That's an extra 4 hours of emergency room fees you ideally wouldn't have to pay for.
It makes my blood boil to be honest that there is no liability for what software has become. It's just not acceptable.
Companies that produce software with the level of access that Crowdstrike has (for all effective purposes a remote root exploit vector) must be liable for the damages that this access can cause.

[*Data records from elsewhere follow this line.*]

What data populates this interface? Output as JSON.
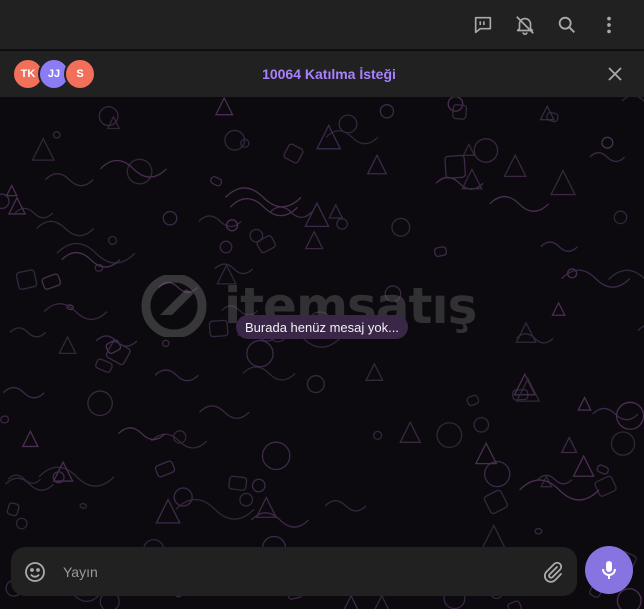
{
  "topbar": {
    "icons": [
      "chat-bubble-icon",
      "mute-bell-icon",
      "search-icon",
      "more-vertical-icon"
    ]
  },
  "join_bar": {
    "avatars": [
      {
        "initials": "TK",
        "color": "#f26f5a"
      },
      {
        "initials": "JJ",
        "color": "#8b7cf6"
      },
      {
        "initials": "S",
        "color": "#f26f5a"
      }
    ],
    "label": "10064 Katılma İsteği",
    "accent": "#a981ff"
  },
  "chat": {
    "empty_text": "Burada henüz mesaj yok...",
    "watermark": "itemsatış"
  },
  "composer": {
    "placeholder": "Yayın",
    "mic_color": "#8774e1"
  }
}
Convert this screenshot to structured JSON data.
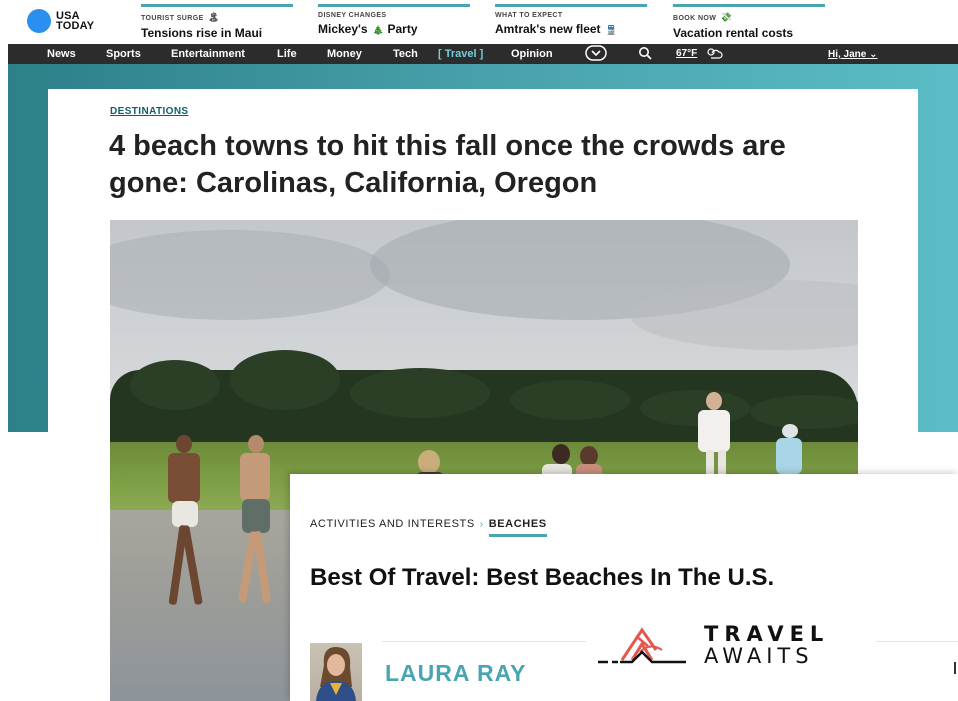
{
  "brand": {
    "line1": "USA",
    "line2": "TODAY"
  },
  "ticker": [
    {
      "kicker": "TOURIST SURGE",
      "headline": "Tensions rise in Maui",
      "emoji": "🏝"
    },
    {
      "kicker": "DISNEY CHANGES",
      "headline": "Mickey's",
      "tail": "Party",
      "emoji": "🎄"
    },
    {
      "kicker": "WHAT TO EXPECT",
      "headline": "Amtrak's new fleet",
      "emoji": "🚆"
    },
    {
      "kicker": "BOOK NOW",
      "headline": "Vacation rental costs",
      "emoji": "💸"
    }
  ],
  "nav": {
    "items": [
      "News",
      "Sports",
      "Entertainment",
      "Life",
      "Money",
      "Tech",
      "[ Travel ]",
      "Opinion"
    ],
    "weather": "67°F",
    "user": "Hi, Jane"
  },
  "article": {
    "section": "DESTINATIONS",
    "title": "4 beach towns to hit this fall once the crowds are gone: Carolinas, California, Oregon"
  },
  "overlay": {
    "breadcrumb_parent": "ACTIVITIES AND INTERESTS",
    "breadcrumb_sep": "›",
    "breadcrumb_current": "BEACHES",
    "title": "Best Of Travel: Best Beaches In The U.S.",
    "author": "LAURA RAY",
    "logo_line1": "TRAVEL",
    "logo_line2": "AWAITS"
  },
  "colors": {
    "accent": "#4aa5b0",
    "brand_blue": "#2b8ff0",
    "nav_bg": "#2c2c2c"
  }
}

This would radically change how much attention they pay to quality control. Today they can just YOLO-push barely tested code that bricks large parts of the economy and face no consequences. (Oh, I'm sure there will be some congress testimony and associated circus, but they will not ever pay for the damages they caused today.)
If a person caused the level and quantity of damage Crowdstrike caused today they would be in jail for life. But a company like Crowdstrike will merrily go on doing more damage without paying any consequence.
What about companies that deploy software with the level of quality that Crowdstrike has? Or Microsoft 365 for that matter.
That seems to be the bigger issue here; after all Crowdstrike probably says it is not suitable for any critical systems in their terms of use. You shouldn't be able to just decide to deploy anything not running away fast enough on critical infrastructure.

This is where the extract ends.